Ideally you have all of the following characteristics. Many excellent candidates will have some (but not all) of the characteristics below, and we encourage you to apply even if do not have all of the below. We expect you will be:
- Passionate about helping the global poor as much as possible. GiveWell is currently focused on programs that target low- and low-to-middle-income countries. We are looking for people who are passionate about maximizing what can be accomplished with the resources available to help the people in these countries.
- Skilled at clearly expressing what you believe and why, often in writing. We aim to be as transparent as possible about what we believe and why. This pertains to our published research as well as our internal communication.
- Competent in interpreting and critiquing statistical analysis.
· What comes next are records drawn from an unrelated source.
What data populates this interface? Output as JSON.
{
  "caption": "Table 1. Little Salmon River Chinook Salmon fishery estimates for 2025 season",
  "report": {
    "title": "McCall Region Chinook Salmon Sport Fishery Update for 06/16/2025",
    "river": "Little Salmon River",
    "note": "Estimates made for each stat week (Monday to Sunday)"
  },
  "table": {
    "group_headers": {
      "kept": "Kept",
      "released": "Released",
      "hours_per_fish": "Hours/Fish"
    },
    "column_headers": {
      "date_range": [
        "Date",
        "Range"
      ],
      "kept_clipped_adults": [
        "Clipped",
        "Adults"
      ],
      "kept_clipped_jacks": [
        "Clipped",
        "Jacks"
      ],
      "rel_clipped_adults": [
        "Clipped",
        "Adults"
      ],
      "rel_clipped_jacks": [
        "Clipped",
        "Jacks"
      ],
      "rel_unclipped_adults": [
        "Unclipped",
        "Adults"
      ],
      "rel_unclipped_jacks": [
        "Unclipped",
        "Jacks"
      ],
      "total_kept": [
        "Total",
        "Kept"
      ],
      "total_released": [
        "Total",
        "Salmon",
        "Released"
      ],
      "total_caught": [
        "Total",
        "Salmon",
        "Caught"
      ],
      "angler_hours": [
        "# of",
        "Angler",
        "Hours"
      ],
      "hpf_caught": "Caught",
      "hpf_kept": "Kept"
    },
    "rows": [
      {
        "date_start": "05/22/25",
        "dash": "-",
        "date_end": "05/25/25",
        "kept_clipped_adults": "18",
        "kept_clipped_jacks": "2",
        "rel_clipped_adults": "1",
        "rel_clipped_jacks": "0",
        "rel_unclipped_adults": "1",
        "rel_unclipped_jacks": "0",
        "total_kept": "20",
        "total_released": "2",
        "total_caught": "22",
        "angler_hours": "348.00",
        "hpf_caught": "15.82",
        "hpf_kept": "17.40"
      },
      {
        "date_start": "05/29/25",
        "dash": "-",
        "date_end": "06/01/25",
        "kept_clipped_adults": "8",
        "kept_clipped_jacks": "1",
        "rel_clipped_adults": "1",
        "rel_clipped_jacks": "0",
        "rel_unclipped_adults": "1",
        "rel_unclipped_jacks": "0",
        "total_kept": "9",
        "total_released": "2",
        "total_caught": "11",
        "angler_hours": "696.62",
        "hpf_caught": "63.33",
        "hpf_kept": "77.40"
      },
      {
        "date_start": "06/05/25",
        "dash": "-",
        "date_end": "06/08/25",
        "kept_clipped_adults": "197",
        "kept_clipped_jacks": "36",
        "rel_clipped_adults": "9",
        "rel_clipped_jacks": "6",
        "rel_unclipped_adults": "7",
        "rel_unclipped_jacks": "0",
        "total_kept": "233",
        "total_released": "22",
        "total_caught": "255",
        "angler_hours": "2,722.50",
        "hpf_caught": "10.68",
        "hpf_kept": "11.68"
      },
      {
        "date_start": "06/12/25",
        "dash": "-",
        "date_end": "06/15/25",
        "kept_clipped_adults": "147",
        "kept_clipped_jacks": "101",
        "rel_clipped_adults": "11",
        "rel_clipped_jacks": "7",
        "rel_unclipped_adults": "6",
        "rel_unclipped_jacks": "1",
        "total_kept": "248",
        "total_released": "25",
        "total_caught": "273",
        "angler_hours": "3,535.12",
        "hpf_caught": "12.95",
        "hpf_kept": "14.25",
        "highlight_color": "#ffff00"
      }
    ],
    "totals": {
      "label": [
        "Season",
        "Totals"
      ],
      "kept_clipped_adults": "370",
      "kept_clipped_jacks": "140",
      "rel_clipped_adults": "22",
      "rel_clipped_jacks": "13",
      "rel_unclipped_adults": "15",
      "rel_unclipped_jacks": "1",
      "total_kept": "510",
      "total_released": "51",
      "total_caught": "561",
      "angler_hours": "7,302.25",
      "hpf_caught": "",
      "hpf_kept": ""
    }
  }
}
A basic understanding of causal inference is helpful (for example, understanding the typical limitations of experimental, quasi-experimental, and observational methods; being able to quickly read and understand a regression table). Advanced statistical training (e.g., at the Ph.D. level) is only required for Senior Fellows. We believe a truth-seeking attitude (objectivity, curiosity, open-mindedness, humility) can be as valuable as formal statistical training.
- Motivated by having your work have a direct impact on improving the lives of the global poor. Typical GiveWell work is often closer to a policy job than an academic job (we think this blog post accurately represents the difference). We go as deep as needed to make a decision, but are comfortable making decisions with imperfect information. Important inputs in our cost-effectiveness analyses have often not been the subject of academic studies. You should be comfortable using creative methods to make reasonable estimates based on uncertain parameters.
- Excited by working at a growing, agile organization. GiveWell currently has approximately 25 full-time staff members. This means that we expect a lot from each individual, and we often ask people to contribute outside their core area of focus. If you like trying and learning new things, we are potentially a great fit.
You may also send additional material, such as a letter of recommendation, to support your application; this is not required. Please send those materials to email@example.com.
We plan to respond to all submissions. Please contact firstname.lastname@example.org with any questions.
Background on GiveWell
GiveWell started as a group of finance professionals trying to do as much good as possible with their personal donations. Since 2007, it has been a full-time independent research group. We publish our charity recommendations, research, and the full details of our analysis publicly at www.givewell.org.
In 2017, GiveWell tracked $117.5 million in donations to our recommended charities as a direct result of our research. Our research has received accolades from Peter Singer (who featured it in his manifesto on giving, The Life You Can Save), Nicholas Kristof (who featured it in Half The Sky), and media including the New York Times, Wall Street Journal, USA Today, CNN and NPR (see our press page for more).
We have twenty-five full-time employees and are located in San Francisco.
As part of our dedication to the diversity of our staff, GiveWell is committed to Equal Employment Opportunity without regard for race, color, national origin, ethnicity, gender, protected veteran status, disability, sexual orientation, gender identity, or religion. People of color, people with disabilities, women, and LGBTQ candidates are strongly encouraged to apply.
Pursuant to the San Francisco Fair Chance Ordinance, we will consider for employment qualified applicants with arrest and conviction records.